Cluster #1 introduces readers to Samara and Grace who live on the prison planet Midlothian … but the status quo changes fast.
CLUSTER #1
Writer/Letterer: Ed Brisson
Artist: Damian Couceiro
Colourist: Michael Garland
Editor: Eric Harburn
Publisher: BOOM! Studios
Cover Price: $3.99
WELCOME TO A PRISON PLANET
Prison planet comics seems to be creeping back into vogue. Ed Brisson has a pretty cool book with Cluster #1. The issue starts on a very emotional beat with protagonist Samara Simmons waking up after being in a car crash. She is immediately arrested by a robotic security officer who seems more interested in removing her as a potential threat than helping the other woman who was burning in the wreckage.
Cluster #1 picks up with Samara waking up after a stint in cryo sleep. Rather than wait out a life sentence for her crime she has evidently elected to serve fifteen years as a soldier on the planet Midlothian.
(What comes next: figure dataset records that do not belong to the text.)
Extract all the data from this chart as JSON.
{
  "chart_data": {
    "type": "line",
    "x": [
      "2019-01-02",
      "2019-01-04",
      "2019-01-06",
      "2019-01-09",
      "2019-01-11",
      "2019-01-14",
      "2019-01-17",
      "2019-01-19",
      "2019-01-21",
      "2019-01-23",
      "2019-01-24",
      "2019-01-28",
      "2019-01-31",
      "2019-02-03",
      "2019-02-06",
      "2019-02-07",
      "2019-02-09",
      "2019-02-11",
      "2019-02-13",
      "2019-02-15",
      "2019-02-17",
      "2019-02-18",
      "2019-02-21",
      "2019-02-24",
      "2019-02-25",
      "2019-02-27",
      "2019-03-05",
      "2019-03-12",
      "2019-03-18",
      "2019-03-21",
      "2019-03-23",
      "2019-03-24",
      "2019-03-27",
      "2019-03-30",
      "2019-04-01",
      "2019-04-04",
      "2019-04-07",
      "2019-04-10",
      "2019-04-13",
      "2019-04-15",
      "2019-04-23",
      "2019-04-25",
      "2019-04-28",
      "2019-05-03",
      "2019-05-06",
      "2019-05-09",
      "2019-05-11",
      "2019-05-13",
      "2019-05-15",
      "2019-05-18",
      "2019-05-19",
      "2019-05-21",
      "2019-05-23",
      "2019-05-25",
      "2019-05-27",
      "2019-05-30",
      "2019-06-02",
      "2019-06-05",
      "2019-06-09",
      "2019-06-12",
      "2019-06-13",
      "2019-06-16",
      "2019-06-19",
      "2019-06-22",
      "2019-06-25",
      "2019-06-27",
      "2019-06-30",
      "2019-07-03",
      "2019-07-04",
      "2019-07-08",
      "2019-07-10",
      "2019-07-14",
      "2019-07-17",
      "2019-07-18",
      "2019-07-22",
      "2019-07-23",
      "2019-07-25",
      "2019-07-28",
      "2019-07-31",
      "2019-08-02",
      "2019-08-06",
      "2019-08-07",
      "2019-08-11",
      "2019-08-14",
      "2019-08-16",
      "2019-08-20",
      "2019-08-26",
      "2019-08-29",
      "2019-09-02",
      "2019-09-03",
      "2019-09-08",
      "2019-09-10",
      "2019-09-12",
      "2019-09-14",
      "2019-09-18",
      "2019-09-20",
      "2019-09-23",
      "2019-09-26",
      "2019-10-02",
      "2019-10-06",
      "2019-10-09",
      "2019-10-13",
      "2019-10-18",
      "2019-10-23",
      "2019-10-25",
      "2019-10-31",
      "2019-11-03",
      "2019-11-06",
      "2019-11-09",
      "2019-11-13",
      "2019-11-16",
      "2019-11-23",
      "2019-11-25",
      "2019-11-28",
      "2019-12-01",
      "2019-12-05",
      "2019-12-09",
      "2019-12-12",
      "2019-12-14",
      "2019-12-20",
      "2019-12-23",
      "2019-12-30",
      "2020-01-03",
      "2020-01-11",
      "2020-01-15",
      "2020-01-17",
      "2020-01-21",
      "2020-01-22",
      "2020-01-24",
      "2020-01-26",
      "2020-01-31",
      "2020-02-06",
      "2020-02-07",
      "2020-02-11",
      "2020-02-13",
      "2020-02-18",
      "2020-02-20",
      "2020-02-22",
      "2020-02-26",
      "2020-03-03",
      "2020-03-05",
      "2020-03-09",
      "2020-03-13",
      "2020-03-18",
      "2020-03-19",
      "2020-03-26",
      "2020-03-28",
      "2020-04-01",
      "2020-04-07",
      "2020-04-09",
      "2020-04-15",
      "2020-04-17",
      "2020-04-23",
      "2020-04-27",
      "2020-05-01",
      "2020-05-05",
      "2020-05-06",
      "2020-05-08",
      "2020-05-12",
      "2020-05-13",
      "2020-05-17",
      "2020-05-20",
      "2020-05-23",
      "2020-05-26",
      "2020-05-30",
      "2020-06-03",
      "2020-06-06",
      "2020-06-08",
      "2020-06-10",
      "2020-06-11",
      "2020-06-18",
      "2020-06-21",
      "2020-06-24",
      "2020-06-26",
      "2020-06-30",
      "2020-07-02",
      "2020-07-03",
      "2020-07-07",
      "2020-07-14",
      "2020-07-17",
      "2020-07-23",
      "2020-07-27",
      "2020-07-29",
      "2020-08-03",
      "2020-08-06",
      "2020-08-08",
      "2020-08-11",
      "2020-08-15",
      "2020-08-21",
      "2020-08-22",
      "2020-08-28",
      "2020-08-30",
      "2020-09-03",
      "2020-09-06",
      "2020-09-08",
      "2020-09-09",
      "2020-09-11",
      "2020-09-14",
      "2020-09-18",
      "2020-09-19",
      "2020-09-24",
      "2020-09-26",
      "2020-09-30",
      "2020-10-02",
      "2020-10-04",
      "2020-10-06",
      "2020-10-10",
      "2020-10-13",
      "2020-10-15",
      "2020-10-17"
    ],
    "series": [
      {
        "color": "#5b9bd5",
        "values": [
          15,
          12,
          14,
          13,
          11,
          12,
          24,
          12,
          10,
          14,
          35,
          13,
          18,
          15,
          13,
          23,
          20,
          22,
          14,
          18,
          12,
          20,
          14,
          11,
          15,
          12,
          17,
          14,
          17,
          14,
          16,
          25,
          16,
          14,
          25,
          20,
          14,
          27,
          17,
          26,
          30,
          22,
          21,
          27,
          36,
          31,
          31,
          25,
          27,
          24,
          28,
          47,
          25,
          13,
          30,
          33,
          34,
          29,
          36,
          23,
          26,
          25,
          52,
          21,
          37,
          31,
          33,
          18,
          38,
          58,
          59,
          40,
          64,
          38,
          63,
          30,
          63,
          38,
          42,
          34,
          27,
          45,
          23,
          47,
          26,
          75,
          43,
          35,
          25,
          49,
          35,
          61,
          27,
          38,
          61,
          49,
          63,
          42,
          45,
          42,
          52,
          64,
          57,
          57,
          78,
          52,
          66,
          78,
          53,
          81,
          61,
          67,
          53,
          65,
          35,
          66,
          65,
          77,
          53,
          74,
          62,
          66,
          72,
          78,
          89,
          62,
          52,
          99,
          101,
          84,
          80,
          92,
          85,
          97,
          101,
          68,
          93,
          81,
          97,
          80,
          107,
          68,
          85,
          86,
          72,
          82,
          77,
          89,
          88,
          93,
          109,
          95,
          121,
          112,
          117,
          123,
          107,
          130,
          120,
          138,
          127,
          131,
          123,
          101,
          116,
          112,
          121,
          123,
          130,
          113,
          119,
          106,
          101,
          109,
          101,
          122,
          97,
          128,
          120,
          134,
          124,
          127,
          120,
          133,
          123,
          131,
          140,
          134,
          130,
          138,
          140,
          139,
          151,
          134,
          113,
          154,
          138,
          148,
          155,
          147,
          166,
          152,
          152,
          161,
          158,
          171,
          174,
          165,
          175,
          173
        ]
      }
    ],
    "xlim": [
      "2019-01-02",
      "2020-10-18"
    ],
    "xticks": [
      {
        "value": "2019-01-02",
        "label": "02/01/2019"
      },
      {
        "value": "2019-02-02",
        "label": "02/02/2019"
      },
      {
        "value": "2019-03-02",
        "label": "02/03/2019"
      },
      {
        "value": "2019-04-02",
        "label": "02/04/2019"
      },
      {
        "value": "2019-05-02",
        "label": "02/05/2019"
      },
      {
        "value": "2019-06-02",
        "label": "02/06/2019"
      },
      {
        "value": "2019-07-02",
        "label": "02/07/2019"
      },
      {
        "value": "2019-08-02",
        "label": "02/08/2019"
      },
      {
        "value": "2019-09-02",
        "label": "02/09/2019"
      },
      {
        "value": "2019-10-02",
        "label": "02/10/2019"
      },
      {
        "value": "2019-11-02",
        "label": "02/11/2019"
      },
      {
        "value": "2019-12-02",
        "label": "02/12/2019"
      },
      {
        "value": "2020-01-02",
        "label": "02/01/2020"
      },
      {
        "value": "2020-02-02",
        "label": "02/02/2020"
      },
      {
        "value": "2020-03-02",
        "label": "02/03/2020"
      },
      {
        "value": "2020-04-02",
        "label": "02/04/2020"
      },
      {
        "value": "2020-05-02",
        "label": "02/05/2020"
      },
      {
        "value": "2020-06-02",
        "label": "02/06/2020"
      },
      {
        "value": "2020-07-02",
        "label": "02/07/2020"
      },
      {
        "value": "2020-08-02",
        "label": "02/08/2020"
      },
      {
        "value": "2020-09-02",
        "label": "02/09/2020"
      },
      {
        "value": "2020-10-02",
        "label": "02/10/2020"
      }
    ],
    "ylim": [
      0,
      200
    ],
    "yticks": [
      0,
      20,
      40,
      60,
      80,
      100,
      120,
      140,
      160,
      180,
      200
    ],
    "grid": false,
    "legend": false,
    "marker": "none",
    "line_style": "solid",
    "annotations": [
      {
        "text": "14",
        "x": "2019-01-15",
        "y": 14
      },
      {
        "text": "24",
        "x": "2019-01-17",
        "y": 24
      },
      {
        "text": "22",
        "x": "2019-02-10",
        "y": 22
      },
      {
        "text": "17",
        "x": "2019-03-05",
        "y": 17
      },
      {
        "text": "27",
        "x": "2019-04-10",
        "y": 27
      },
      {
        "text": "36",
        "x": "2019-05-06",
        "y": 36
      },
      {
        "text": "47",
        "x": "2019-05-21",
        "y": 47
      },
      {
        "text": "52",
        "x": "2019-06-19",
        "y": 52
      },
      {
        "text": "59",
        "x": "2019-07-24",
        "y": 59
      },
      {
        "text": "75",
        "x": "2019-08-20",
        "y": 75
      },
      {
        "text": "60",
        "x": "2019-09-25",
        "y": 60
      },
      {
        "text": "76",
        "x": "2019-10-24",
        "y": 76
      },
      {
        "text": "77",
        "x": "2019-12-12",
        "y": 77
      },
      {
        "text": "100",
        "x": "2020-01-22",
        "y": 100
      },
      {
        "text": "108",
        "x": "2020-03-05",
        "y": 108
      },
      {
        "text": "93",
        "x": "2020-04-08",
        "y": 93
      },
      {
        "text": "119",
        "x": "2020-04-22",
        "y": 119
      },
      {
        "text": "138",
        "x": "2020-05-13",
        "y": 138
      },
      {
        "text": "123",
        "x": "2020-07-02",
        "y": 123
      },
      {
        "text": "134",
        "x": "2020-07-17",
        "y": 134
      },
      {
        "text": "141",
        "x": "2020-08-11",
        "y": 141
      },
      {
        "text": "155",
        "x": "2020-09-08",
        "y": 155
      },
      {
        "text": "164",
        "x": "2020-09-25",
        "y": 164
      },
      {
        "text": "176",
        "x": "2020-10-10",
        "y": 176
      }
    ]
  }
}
Human had colonized the planet and are at war with an alien race called Pagurani who later invaded and are systematically forcing the humans off their planets – prisoners provide defense. It’s a pretty interesting hook, all in all, and takes the prison planet archetype into some just as familiar, but compelling territory.
Samara is the grumpy loner-type who turns out to be a great leader under pressure. Brisson hasn’t pulled out a surprise with the protagonist of Cluster #1 although the mystery of who the woman is that died in the car crash and why Samara’s celebrity father has done nothing to amend the situation washes any predictability out the window.
The plucky, talkative sidekick of Cluster #1 is called Grace. In her Brisson has presented one of those characters who needs to wear their individuality on their sleeve. She’s young and naïve – only jailed for shoplifting – and in a crucial fight toward the end of the issue offers Samara a reason to be heroic and begin the hero’s journey of repairing her damaged past.
The best thing in Cluster #1 comes in the latter half of the issue when all the characters readers have met are forced into a squadron in order to take down a pack of attacking Pagurani. Things go wrong almost immediately in a scene that is very reminiscent of Edge of Tomorrow and leaves the convicts separated from their handler and their home – the only option they have is to fight their way back.
Brisson throws at a lot at readers of Cluster #1. All of it is rooted in old comic book action, but with enough dynamic twists and turns tossed in to not feel dated to a modern audience. The mystery of Samara’s victim is probably the most compelling thing in the series and that itself is definitely enough to keep me coming back for more on top of the fact that Grace is just a really fun character to read.
BIG ART
At a glance, Damian Couciero’s art seems heavily influenced by Tank Girl – perhaps because Cluster #1 is of a similar tone – but when you get past the box shapes and gigantic characters or constructs that populate Midlothian it actually quite beautiful.
Cluster #1 looks like a dangerous place to be the prison is oppressive, the constant character shifts between uniforms and nudity make the primarily female cast seem fragile until they get the chance to prove readers otherwise, the aliens are hulking and weird.
Everything Couciero puts on the pages of Cluster #1 feels like a threat to the Samara and Grace and, by association, to us. There are shades of a lot of great science fiction worlds in this issue all stacked together in the creation of a whole new world – especially if you are into desert planets.
THE BOTTOM LINE: GOOD FIRST ISSUE
Cluster #1 is a good first issue. It leaves a lot of narrative points open for development and has a couple interesting enough characters that the series seems worth sticking around for.